The bailiff shakes his head and stares at him.

"Where is your wife, man?" he says.

"I'm going to tar her," says the ferryman. "She's lying on the beach, cracked at both ends."

"Where is your daughter?"

"Oh, she's in the stable, big with foal," he says, still thinking himself clever.

The bailiff finally gets angry with him and shouts, "Go to the devil, fool that you are!"

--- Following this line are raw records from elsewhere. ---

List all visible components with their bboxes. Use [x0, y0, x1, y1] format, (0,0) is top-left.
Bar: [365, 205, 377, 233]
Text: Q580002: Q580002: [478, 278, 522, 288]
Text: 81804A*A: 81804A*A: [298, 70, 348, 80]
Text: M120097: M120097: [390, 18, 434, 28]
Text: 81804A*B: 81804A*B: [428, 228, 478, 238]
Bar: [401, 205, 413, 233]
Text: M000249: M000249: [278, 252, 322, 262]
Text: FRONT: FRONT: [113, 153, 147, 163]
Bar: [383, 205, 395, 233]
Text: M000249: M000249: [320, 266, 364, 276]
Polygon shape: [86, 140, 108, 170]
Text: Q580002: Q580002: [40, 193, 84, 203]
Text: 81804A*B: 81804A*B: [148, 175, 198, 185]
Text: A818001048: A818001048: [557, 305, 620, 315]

"Oh, it's not far away, when you're over the hill, you're almost there," says the man.

==Influence==
The phrase "Goddag mann, økseskaft!" (Good day, fellow axe handle) has become a common idiom for a non sequitur, not just in Norway but also the rest of Scandinavia ("Goddag, yxskaft!" in Swedish, "Goddag mand, økseskaft!" in Danish and "Hyvää päivää, kirvesvartta!" in Finnish).

The folktale was later published in the widely used Swedish elementary school book Sörgården by Anna Maria Roos in 1912.

A similar tale appears in a 1985 collection of folktales given an erotic twist, by Erik Høvring.